Seit Tagen sitzen wir abends beim Essen, und es herrscht Unglaube darüber, was Trump und Musk da tun.

Panama-Kanal, Massendeportationen, Hitlergruß. 

Unser Tischgespräch wird dann langsamer, die Pausen länger, wir suchen nach Worten, versuchen zu verstehen, kapitulieren irgendwann, irgendwer sagt, wie lecker das Essen ist, jemand anderes spricht über eine Netflix-Serie, und am nächsten Morgen stehen wir wieder auf, und machen damit weiter, was wir halt machen: eine Bewegung bauen, damit es uns besser geht, und je klarer Trump und Musk tun, was sie angekündigt haben, desto klarer wird mir, was wir zu tun haben. 

Vielleicht habt ihr die Predigt von Bischöfin Mariann Edgar Budde während des Gottesdiensts nach Trumps Amtseinführung gesehen. Sie hat an ihn appelliert, barmherzig zu sein. Viele Menschen hätten jetzt Angst, vor allem Kinder. Angst, weil sie queer seien, Angst, weil ihre Eltern deportiert werden könnten. 

Trumps Gesicht ist anfangs zwar steinern, aber er scheint Budde anzuschauen, zuzuhören.

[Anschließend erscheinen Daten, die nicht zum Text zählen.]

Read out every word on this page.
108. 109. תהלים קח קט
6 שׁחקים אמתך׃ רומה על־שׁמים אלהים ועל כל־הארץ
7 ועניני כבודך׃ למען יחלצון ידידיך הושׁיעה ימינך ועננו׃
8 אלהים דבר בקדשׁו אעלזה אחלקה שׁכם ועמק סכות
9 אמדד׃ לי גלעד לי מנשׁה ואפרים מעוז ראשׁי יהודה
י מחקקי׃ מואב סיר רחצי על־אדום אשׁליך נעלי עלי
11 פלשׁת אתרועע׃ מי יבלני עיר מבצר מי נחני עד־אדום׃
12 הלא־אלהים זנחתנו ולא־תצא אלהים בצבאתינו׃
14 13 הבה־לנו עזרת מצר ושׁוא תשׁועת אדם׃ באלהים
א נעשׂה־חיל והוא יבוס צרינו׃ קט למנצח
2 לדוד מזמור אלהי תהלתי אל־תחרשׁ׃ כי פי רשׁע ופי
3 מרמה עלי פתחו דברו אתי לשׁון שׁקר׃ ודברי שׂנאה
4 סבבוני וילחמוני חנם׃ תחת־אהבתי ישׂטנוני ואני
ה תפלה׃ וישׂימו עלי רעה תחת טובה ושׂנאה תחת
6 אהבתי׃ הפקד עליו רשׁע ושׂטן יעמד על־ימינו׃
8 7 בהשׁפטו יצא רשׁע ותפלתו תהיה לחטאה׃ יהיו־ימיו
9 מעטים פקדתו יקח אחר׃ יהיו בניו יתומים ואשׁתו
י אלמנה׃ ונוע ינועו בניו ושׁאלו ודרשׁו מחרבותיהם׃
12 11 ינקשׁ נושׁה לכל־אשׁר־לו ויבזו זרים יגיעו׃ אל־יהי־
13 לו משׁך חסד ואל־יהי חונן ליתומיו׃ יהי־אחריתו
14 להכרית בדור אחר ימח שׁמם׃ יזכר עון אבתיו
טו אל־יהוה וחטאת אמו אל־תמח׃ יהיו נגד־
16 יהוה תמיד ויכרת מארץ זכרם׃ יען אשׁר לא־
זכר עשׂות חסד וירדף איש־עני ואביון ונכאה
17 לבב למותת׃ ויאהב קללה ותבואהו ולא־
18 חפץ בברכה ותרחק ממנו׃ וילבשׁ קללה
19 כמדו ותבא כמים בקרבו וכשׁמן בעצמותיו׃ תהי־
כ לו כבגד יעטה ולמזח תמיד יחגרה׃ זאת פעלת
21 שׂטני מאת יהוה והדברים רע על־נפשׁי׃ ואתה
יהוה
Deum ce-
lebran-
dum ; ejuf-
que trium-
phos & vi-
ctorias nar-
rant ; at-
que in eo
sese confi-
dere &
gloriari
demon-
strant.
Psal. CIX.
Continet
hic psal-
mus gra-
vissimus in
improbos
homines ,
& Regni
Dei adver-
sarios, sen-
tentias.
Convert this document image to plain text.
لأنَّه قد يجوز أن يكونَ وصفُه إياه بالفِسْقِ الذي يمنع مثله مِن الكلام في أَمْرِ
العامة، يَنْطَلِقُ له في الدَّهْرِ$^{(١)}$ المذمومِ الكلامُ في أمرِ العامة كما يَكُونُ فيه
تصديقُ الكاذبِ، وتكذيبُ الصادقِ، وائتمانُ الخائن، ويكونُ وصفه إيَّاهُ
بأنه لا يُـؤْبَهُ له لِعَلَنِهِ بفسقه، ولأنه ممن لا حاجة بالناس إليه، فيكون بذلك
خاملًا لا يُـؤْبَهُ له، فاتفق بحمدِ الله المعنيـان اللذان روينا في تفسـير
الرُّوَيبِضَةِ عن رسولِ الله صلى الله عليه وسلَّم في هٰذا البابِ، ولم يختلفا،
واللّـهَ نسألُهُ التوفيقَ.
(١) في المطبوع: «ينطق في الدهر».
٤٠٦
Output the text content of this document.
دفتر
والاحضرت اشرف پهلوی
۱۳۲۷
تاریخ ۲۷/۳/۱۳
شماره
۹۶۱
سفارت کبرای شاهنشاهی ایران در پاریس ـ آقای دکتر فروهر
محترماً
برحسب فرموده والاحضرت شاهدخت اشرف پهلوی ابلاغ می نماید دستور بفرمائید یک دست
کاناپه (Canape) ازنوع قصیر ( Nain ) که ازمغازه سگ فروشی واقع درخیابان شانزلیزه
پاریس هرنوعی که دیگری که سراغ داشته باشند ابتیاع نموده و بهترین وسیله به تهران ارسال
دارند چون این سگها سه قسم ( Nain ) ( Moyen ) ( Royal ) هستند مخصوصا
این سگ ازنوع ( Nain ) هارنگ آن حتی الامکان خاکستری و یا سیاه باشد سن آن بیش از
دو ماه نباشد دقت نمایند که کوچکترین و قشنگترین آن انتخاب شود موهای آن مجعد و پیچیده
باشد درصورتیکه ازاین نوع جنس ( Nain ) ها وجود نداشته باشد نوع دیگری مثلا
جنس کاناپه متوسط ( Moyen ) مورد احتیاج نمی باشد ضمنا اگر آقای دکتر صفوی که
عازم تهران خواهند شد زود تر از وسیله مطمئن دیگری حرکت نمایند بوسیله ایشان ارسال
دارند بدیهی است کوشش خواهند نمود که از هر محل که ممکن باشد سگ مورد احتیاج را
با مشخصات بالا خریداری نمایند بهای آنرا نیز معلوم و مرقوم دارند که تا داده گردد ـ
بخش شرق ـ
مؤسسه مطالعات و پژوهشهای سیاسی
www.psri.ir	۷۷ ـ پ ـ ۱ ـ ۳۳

Dann schweifen seine Augen ab, und es wirkt, als ob er das Dekor der Kirche betrachtet, oder seine Gedanken einfach sonst wohin wandern. Später schrieb er, die Bischöfin sei eine “Trump-Hasserin”.

Trump ist so erfolgreich, weil er keine Barmherzigkeit kennt. Keine Nächstenliebe. Keine Verletzlichkeit. 

In seiner Antrittsrede zeichnete er das Bild eines Amerikas, das von Pionieren, Kriegern und Kolonialisten groß gemacht wurde, und in dem Öl Gold ist: drill, baby, drill! Manchmal denke ich, es fühlt sich an, wie die Wiederkehr eines dunklen Geistes; sein ist das Demütigen, die Rache und der Krieg gegen die Menschlichkeit – und wenn ich mich in ihn hineinversetze, tut er mir leid. 

Ich habe mal ein Gleichnis gehört:

Ein berüchtigter Samurai kommt zu einem alten Mönch und sagt: “Erklär mir, was die Hölle ist und was der Himmel.” 

Der Mönch sagt: “Deine Waffen sind rostig, du bist unrasiert, deine Klamotten dreckig und du stinkst. Was weißt du schon von solchen Dingen?”

Der Samurai gerät in Rage, schreit den Mönch an, dass er ihn töten werde, reißt sein Schwert aus der Scheide, und hebt es weit über den Kopf. 

In diesem Moment sagt der Mönch: “Das ist die Hölle.”

Der Samurai hält inne, versteht, dass der Mönch bereit ist, sein Leben zu geben, um ihm diese Lektion zu lehren. Er lässt sein Schwert sinken, blickt den Mönch an, beruhigt sich. 

Der Mönch sagt: “Und das ist der Himmel.” 

Die Bischöfin hat Trump nicht umgestimmt, aber mich hat sie berührt. Ihre Klarheit in den Worten, ihr Mut, dem mächtigsten Mann der Welt so gegenüber zu treten, ihre Opferbereitschaft: in einem Land voller Waffen und komplett im MAGA-Rausch so etwas zu tun, bedeutet, das eigene Leben zu riskieren. 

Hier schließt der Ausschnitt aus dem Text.